幾乎是一瞬間,旗木朔茂的身影就紮入了城牆上排列著的人群之中。
“風遁·白牙!”
數十年如一日般磨礪而出的風遁查克拉,以其最樸實無華的姿態,儘數加持在了這柄看上去平平無奇的短刀之上。
在將這柄短刀的攻擊範圍拉長了一節的同時,也為它加持上了這世間最為銳利的刃。
自夜色下望去,那無比純粹的風遁查克拉,簡直就像是在那刀刃表麵黏上了一層單薄的玻璃,根本看不出尋常風遁所表現出的流動痕跡,整個呈現出半透明的顏色。
然而,無論是什麼人在他麵前,都難以為一合之敵。
在那名為白牙的查克拉短刀劃過的一瞬間,無論是鋼製的苦無,特種的兵器,亦或是飽經無數次鍛煉的軀體——所有的物質隻要敢攔在他麵前,就會被輕而易舉的斬斷。

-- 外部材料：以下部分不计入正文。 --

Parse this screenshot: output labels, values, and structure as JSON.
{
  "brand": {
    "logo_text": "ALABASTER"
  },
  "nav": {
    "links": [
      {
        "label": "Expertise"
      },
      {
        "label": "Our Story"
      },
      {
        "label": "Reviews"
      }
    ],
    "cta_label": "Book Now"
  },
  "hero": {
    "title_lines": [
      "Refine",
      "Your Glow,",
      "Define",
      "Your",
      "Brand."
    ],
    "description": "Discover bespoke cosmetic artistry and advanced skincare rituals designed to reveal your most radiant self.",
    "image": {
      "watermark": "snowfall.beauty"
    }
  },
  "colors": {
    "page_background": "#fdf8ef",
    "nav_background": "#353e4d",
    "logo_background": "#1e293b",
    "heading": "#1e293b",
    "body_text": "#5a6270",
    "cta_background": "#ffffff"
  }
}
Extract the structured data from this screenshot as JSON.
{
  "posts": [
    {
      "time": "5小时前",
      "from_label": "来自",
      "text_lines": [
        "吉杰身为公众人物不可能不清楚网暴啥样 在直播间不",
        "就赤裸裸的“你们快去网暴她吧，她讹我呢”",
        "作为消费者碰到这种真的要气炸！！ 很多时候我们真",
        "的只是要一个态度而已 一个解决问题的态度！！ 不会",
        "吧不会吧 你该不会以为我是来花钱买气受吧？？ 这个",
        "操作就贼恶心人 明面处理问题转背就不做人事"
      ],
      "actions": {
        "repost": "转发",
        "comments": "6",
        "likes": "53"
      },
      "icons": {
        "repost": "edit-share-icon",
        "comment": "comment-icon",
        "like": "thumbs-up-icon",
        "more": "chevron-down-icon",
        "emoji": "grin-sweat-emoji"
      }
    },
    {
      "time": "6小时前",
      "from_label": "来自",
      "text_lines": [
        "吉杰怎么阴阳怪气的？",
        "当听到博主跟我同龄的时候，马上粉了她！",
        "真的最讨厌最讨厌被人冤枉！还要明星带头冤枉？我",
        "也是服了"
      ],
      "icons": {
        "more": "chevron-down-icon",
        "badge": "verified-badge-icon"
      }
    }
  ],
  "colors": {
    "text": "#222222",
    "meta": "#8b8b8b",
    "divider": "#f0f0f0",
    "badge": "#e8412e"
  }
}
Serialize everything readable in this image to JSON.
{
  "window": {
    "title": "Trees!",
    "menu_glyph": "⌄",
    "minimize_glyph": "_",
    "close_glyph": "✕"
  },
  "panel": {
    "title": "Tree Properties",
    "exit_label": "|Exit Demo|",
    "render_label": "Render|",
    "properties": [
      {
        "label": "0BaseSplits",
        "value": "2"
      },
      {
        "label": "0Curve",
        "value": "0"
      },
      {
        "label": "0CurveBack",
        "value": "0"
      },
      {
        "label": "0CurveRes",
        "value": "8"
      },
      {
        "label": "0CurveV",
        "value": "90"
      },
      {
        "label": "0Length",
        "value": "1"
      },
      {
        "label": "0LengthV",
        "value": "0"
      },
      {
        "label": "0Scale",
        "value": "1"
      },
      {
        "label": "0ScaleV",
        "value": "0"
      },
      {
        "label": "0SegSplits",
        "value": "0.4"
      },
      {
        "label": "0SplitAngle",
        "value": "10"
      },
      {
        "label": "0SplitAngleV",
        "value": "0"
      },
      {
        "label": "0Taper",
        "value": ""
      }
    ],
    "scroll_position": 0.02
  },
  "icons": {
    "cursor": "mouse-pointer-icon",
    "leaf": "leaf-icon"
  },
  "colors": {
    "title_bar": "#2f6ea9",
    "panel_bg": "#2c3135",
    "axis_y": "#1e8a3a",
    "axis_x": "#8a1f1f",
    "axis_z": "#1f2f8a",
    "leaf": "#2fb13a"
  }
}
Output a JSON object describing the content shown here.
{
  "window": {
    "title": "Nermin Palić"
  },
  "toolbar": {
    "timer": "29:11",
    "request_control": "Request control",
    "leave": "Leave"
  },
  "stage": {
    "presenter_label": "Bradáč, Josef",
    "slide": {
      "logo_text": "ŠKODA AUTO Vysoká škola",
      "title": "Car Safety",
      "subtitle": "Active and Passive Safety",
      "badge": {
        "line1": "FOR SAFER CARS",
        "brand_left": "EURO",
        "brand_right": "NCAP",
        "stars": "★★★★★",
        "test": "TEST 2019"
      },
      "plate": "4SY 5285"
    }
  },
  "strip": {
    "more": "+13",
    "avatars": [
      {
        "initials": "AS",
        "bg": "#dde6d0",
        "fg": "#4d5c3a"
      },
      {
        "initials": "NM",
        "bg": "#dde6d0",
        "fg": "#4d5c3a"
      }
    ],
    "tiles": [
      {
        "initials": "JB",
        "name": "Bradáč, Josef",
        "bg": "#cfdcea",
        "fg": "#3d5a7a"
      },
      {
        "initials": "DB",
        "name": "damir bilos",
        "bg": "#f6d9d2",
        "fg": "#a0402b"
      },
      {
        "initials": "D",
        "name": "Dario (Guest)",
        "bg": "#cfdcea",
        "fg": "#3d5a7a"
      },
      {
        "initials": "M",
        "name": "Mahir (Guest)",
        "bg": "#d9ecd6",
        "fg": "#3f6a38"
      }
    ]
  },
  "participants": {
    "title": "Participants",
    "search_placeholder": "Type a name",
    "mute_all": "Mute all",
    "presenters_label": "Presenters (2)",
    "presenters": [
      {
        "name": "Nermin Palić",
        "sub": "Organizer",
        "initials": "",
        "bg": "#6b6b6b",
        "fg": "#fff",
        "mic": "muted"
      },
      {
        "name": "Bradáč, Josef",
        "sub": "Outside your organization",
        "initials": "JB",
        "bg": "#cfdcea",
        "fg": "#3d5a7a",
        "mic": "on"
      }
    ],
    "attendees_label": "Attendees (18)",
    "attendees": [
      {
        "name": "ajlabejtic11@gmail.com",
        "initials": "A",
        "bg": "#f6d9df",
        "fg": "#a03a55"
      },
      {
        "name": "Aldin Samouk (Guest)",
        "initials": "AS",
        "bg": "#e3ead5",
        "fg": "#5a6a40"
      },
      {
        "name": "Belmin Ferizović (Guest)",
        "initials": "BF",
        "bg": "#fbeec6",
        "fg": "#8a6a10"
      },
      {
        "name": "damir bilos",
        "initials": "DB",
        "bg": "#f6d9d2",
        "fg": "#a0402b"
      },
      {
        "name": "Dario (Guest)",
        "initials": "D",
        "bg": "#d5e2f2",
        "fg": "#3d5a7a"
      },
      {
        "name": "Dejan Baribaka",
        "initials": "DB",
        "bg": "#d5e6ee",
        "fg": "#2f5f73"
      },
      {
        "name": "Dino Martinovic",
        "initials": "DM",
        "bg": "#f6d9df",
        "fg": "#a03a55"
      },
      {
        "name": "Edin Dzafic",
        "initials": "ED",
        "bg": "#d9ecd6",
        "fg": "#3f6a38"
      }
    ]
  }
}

淒厲的破風聲撕碎了夜色,在無數人的慘烈哀嚎聲中,以快到尋常人難以反應的速度,從人群的前方一重重穿透到最後。
身後留下一條無數肢體與生命鋪就的血路。
那銀灰色的短發與冰冷的麵龐,望在其他砂隱忍者眼中,簡直恐怖得宛如從深淵裡爬出的惡鬼一般。
然而,跟在他身後的部下,則視他為世間無人能比的英雄。
在旗木朔茂近乎以一己之力破開一條路徑之後,他身後的木葉忍者們基本沒有耗費什麼力氣,就輕而易舉的從這本就不算嚴密的砂隱軍陣之中湧入,並不停的施展忍術,揮出刀刃,殺戮著那些在恐懼中表現得像綿羊般順從而軟弱的砂隱忍者們。
突進的速度快得驚人。
與此同時,旗木朔茂卻並沒有因為殺戮而失去理智,甚至相反,他揮出的每一刀都冷靜而理性到了不可思議的地步。
在不停在砂隱忍者之中穿梭的同時,他還在飛快的搜尋著本次任務的預設目標。
鋼鐵廠。
根據他們得到的情報來看,砂隱村中的鋼鐵廠是半埋式結構,因此從外觀看上去並不明顯。
但是,作為整個砂隱村中最重要的建築之一,它周圍負責保衛的忍者數量一定不會少。
因此,旗木朔茂早在發起突襲之前,就找了幾名感知型忍者跟在他身後。